The key is understanding who actually uses each platform, and for what purpose – and then being disciplined about how (and whether) you engage.
LinkedIn: the only platform that really matters for IR
If a public biotech is going to use one social platform for investor relations, it should be LinkedIn.
LinkedIn is where institutional investors, analysts, bankers, executives, and peers already spend time in a professional mindset. It is well suited to:
- Amplifying press releases.
- Promoting conference participation and webcasts.
- Sharing leadership changes or board appointments.
- Reinforcing corporate credibility.
Importantly, LinkedIn content is generally consumed more slowly and thoughtfully. That makes it a good place for factual, compliant messaging that mirrors formal disclosures.
X (formerly Twitter): for patients and advocates, not investors
X is often misunderstood by management teams. It is not an investor platform in any meaningful sense for biotech.
Where X does have value is in reaching:
- Patient communities.
- Disease advocates.
- Physicians and researchers active in specific therapeutic areas.
Tweets can be useful for corporate visibility, recruitment, or awareness – but they should not be confused with investor outreach. Additionally, IR teams should be cautious about using X for anything that could be construed as promotional or selective disclosure.
Instagram and Facebook: largely irrelevant
For public biotech investor relations, Instagram and Facebook simply don’t matter.
They are consumer-oriented platforms optimized for lifestyle content, not nuanced for scientific or financial communication. Time spent trying to make these channels “work” for IR is almost always time better spent elsewhere.
StockTwits: a double-edged sword
StockTwits sits somewhere between crowd-sourced fintertainment (a hybrid of finance and entertainment) and social media – and that is precisely the problem.

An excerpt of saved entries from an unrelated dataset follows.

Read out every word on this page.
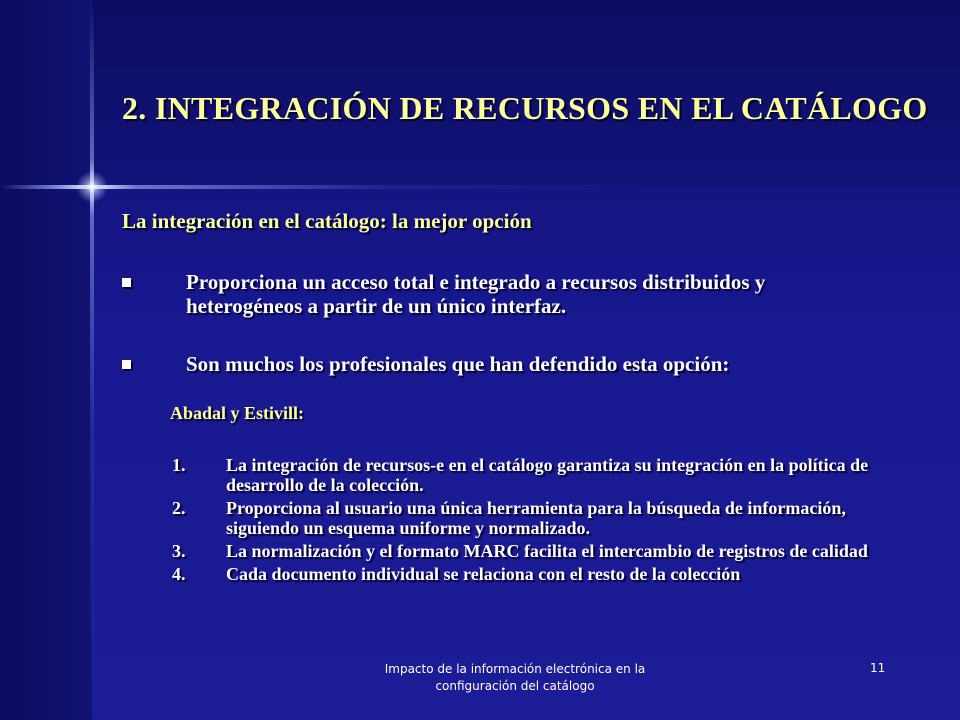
2. INTEGRACIÓN DE RECURSOS EN EL CATÁLOGO

La integración en el catálogo: la mejor opción

Proporciona un acceso total e integrado a recursos distribuidos y heterogéneos a partir de un único interfaz.
Son muchos los profesionales que han defendido esta opción:

Abadal y Estivill:

1. La integración de recursos-e en el catálogo garantiza su integración en la política de desarrollo de la colección.
2. Proporciona al usuario una única herramienta para la búsqueda de información, siguiendo un esquema uniforme y normalizado.
3. La normalización y el formato MARC facilita el intercambio de registros de calidad
4. Cada documento individual se relaciona con el resto de la colección
Impacto de la información electrónica en la configuración del catálogo
11
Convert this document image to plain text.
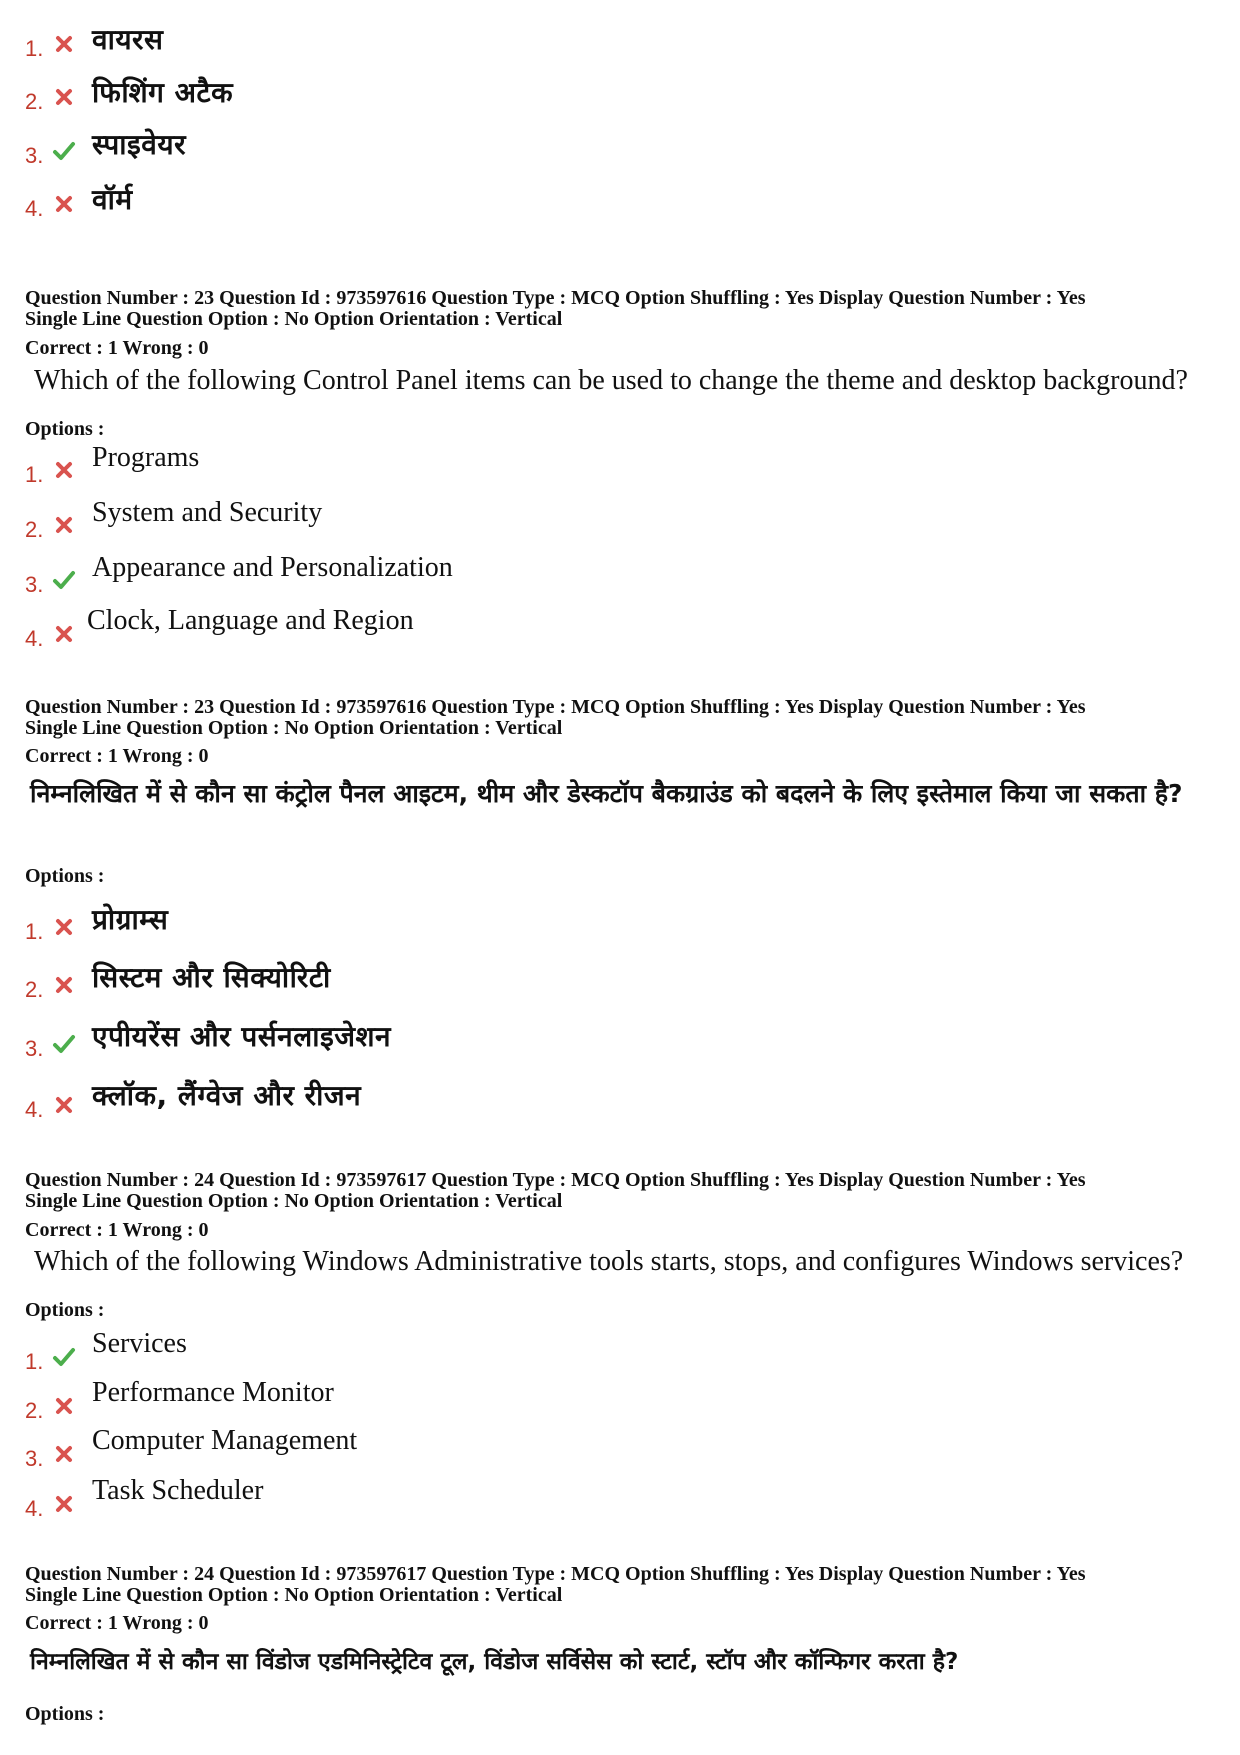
1. वायरस
2. फिशिंग अटैक
3. स्पाइवेयर
4. वॉर्म
Question Number : 23 Question Id : 973597616 Question Type : MCQ Option Shuffling : Yes Display Question Number : Yes
Single Line Question Option : No Option Orientation : Vertical
Correct : 1 Wrong : 0
Which of the following Control Panel items can be used to change the theme and desktop background?
Options :
1.
Programs
2.
System and Security
3.
Appearance and Personalization
4.
Clock, Language and Region
Question Number : 23 Question Id : 973597616 Question Type : MCQ Option Shuffling : Yes Display Question Number : Yes
Single Line Question Option : No Option Orientation : Vertical
Correct : 1 Wrong : 0
निम्नलिखित में से कौन सा कंट्रोल पैनल आइटम, थीम और डेस्कटॉप बैकग्राउंड को बदलने के लिए इस्तेमाल किया जा सकता है?
Options :
1. प्रोग्राम्स
2. सिस्टम और सिक्योरिटी
3. एपीयरेंस और पर्सनलाइजेशन
4. क्लॉक, लैंग्वेज और रीजन
Question Number : 24 Question Id : 973597617 Question Type : MCQ Option Shuffling : Yes Display Question Number : Yes
Single Line Question Option : No Option Orientation : Vertical
Correct : 1 Wrong : 0
Which of the following Windows Administrative tools starts, stops, and configures Windows services?
Options :
1.
Services
2.
Performance Monitor
3.
Computer Management
4.
Task Scheduler
Question Number : 24 Question Id : 973597617 Question Type : MCQ Option Shuffling : Yes Display Question Number : Yes
Single Line Question Option : No Option Orientation : Vertical
Correct : 1 Wrong : 0
निम्नलिखित में से कौन सा विंडोज एडमिनिस्ट्रेटिव टूल, विंडोज सर्विसेस को स्टार्ट, स्टॉप और कॉन्फिगर करता है?
Options :
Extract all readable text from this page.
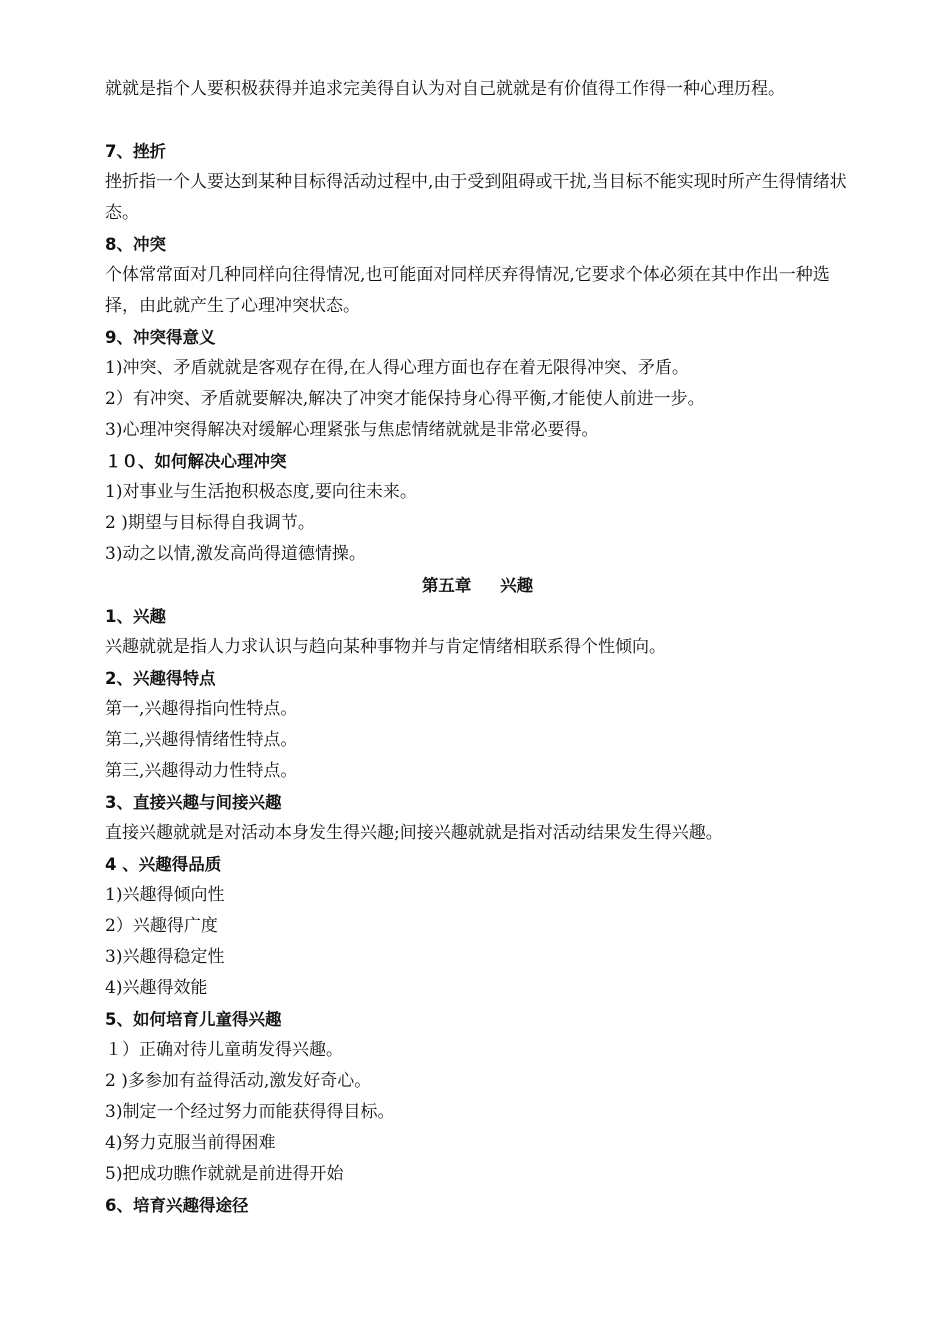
就就是指个人要积极获得并追求完美得自认为对自己就就是有价值得工作得一种心理历程。
7、挫折
挫折指一个人要达到某种目标得活动过程中,由于受到阻碍或干扰,当目标不能实现时所产生得情绪状态。
8、冲突
个体常常面对几种同样向往得情况,也可能面对同样厌弃得情况,它要求个体必须在其中作出一种选择，由此就产生了心理冲突状态。
9、冲突得意义
1)冲突、矛盾就就是客观存在得,在人得心理方面也存在着无限得冲突、矛盾。
2）有冲突、矛盾就要解决,解决了冲突才能保持身心得平衡,才能使人前进一步。
3)心理冲突得解决对缓解心理紧张与焦虑情绪就就是非常必要得。
１０、如何解决心理冲突
1)对事业与生活抱积极态度,要向往未来。
2 )期望与目标得自我调节。
3)动之以情,激发高尚得道德情操。
第五章     兴趣
1、兴趣
兴趣就就是指人力求认识与趋向某种事物并与肯定情绪相联系得个性倾向。
2、兴趣得特点
第一,兴趣得指向性特点。
第二,兴趣得情绪性特点。
第三,兴趣得动力性特点。
3、直接兴趣与间接兴趣
直接兴趣就就是对活动本身发生得兴趣;间接兴趣就就是指对活动结果发生得兴趣。
4 、兴趣得品质
1)兴趣得倾向性
2）兴趣得广度
3)兴趣得稳定性
4)兴趣得效能
5、如何培育儿童得兴趣
１）正确对待儿童萌发得兴趣。
2 )多参加有益得活动,激发好奇心。
3)制定一个经过努力而能获得得目标。
4)努力克服当前得困难
5)把成功瞧作就就是前进得开始
6、培育兴趣得途径
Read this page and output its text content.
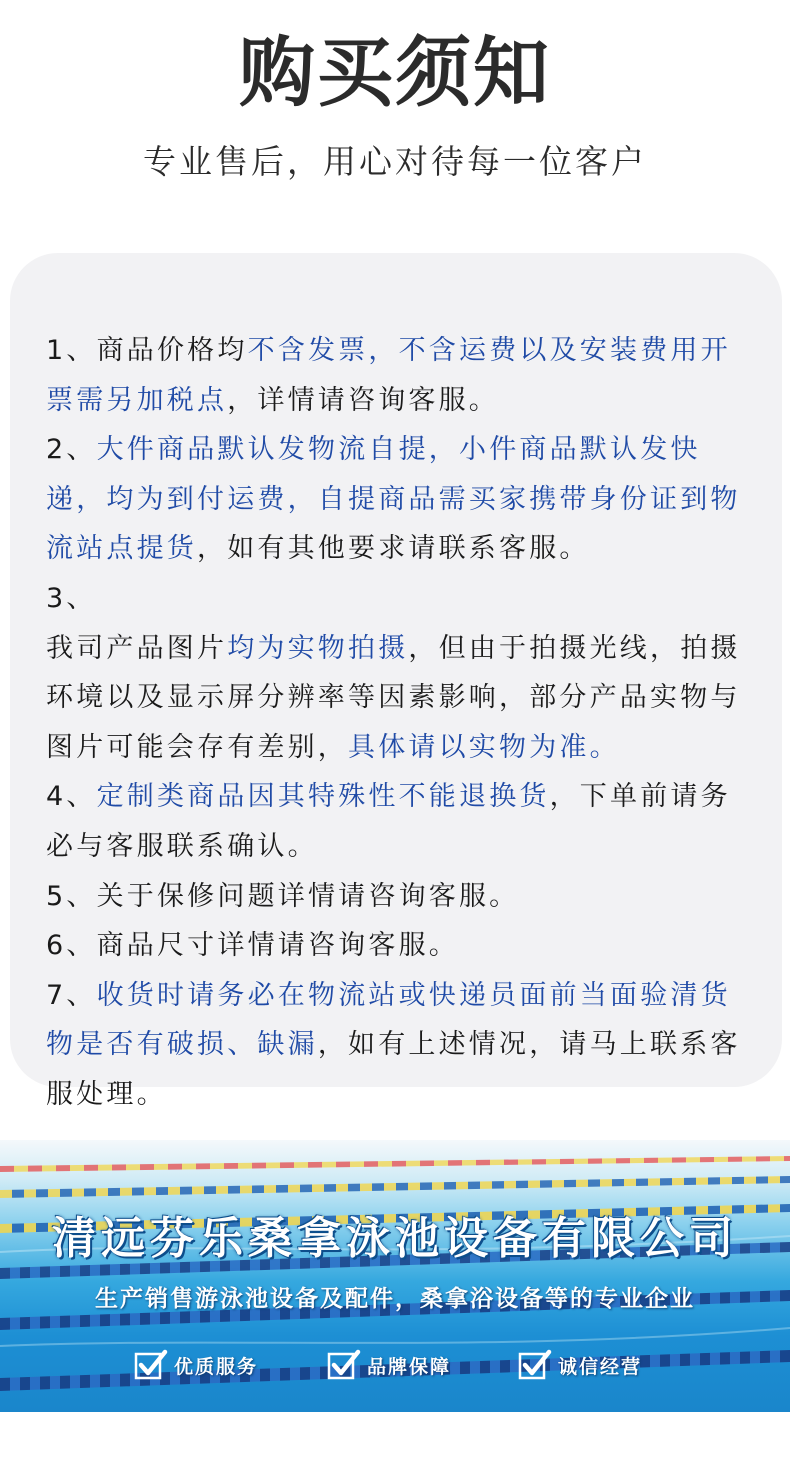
购买须知
专业售后，用心对待每一位客户
1、商品价格均不含发票，不含运费以及安装费用开票需另加税点，详情请咨询客服。
2、大件商品默认发物流自提，小件商品默认发快递，均为到付运费，自提商品需买家携带身份证到物流站点提货，如有其他要求请联系客服。
3、
我司产品图片均为实物拍摄，但由于拍摄光线，拍摄环境以及显示屏分辨率等因素影响，部分产品实物与图片可能会存有差别，具体请以实物为准。
4、定制类商品因其特殊性不能退换货，下单前请务必与客服联系确认。
5、关于保修问题详情请咨询客服。
6、商品尺寸详情请咨询客服。
7、收货时请务必在物流站或快递员面前当面验清货物是否有破损、缺漏，如有上述情况，请马上联系客服处理。
清远芬乐桑拿泳池设备有限公司
生产销售游泳池设备及配件，桑拿浴设备等的专业企业
优质服务	品牌保障	诚信经营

While it can increase visibility among retail investors, it also attracts speculation, misinformation, and momentum-driven trading. Inviting poorly informed retail interest into a biotech stock can backfire, particularly around volatile data events, since once expectations are distorted, they are hard to reset.
Most companies are better off monitoring StockTwits than actively engaging on it.
Seeking Alpha, Motley Fool and Reddit: proceed with caution
Seeking Alpha and Motley Fool can be useful, though again they are less social media and more crowd-sourced analysis. Well-informed articles can reach investors who may not read sell-side research – but commentary quality varies widely.
Reddit, by contrast, is generally too promotional, too speculative, and too difficult to control to be a productive IR channel for biotech.
The compliance overlay matters
Across all platforms, the rule is simple: social media content must be factual, non-promotional, and consistent with public disclosures. Posts should be vetted in advance by legal in exactly the same way as SEC filings and press releases.
In addition, biotech employees should be directed not to make their own independent posts about their employer, nor comment on official company posts. The risk is that they inadvertently disclose information that the company regards as confidential or has not yet chosen to make public. Instead, employees should be informed that they can – at their own discretion – repost official company posts, as well as “like” such posts on the company’s own official social media pages.